I’m actually a bit reluctant to post about all of this on here but then again i’m not really telling much. Basically Jeanne and I aren’t going out. Probably never will but right now…..it’s just really weird. Like we’re stuck in limbo between friendship and going out-ship. Anyway, we talked and got to know each other more. I’m probably gonna call her up more and get to know her even more as the days pass by…before i get to see her next weekend. If things turn out good….it’s good. But if not…..then it’s not. We’ll just have to wait and see.
Anyway after that i got a call from my old friend Tim. She’s actually a girl but her nickname is Tim. Don’t ask why. She’s my good friend from my old school (the one before i went to JIS).
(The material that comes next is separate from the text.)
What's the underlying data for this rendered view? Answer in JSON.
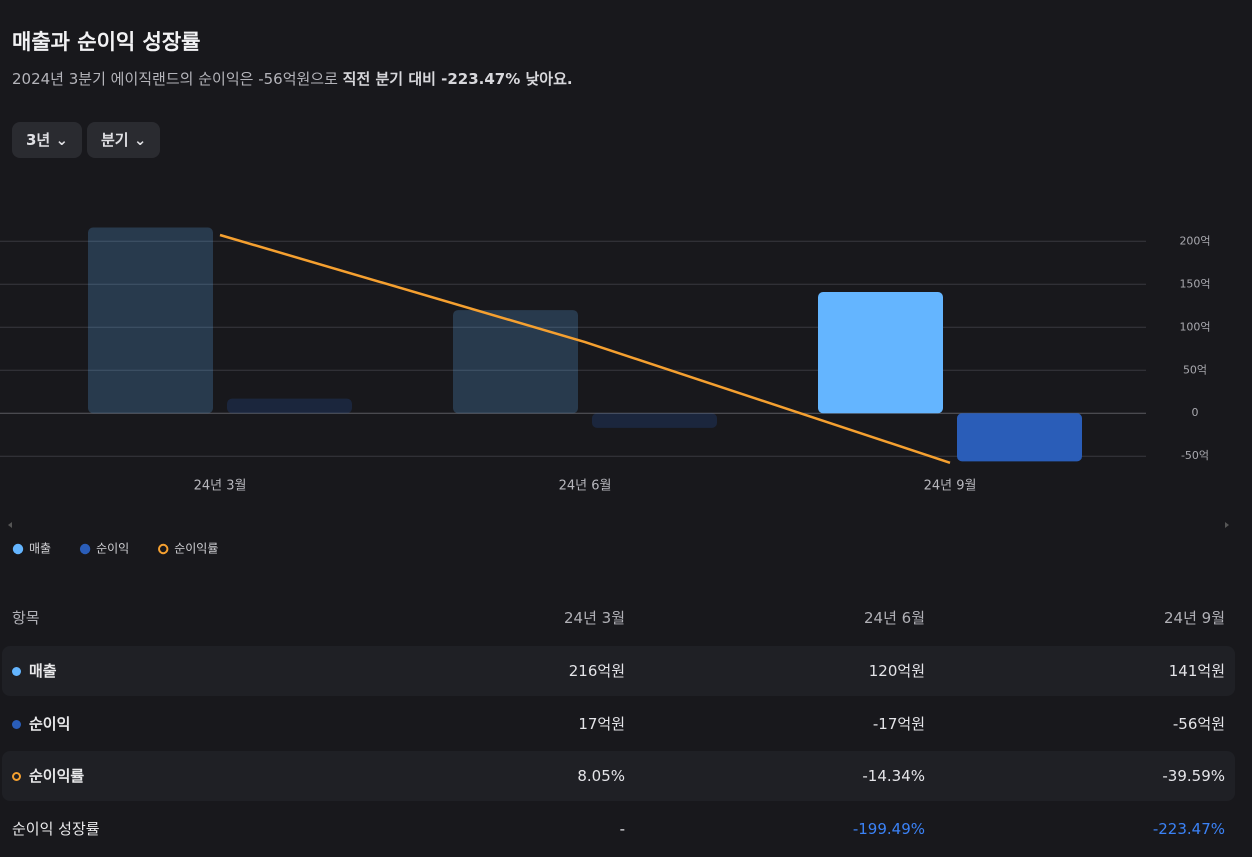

No, don’t get any ideas…we’re just very good friends. She called me up and invited me to go out to dinner. Her treat. So we went out….ate and then went back to my place and just hung out in my room. I showed her all my photos and stuff of when i was in JIS.
We just basically talked and caught up on recent events and shit. I sent her home at around 11:30 pm. I took out the car and drove around a bit after that. I hit 200 kph. What a rush. Anyway, i headed back home and what do i see? My dad STILL on the fucking computer since like…7 pm. Anyway, that’s why i’m posting so late. This post pretty much sucks. But hey, i don’t give a fuuuuuuck. I love you all.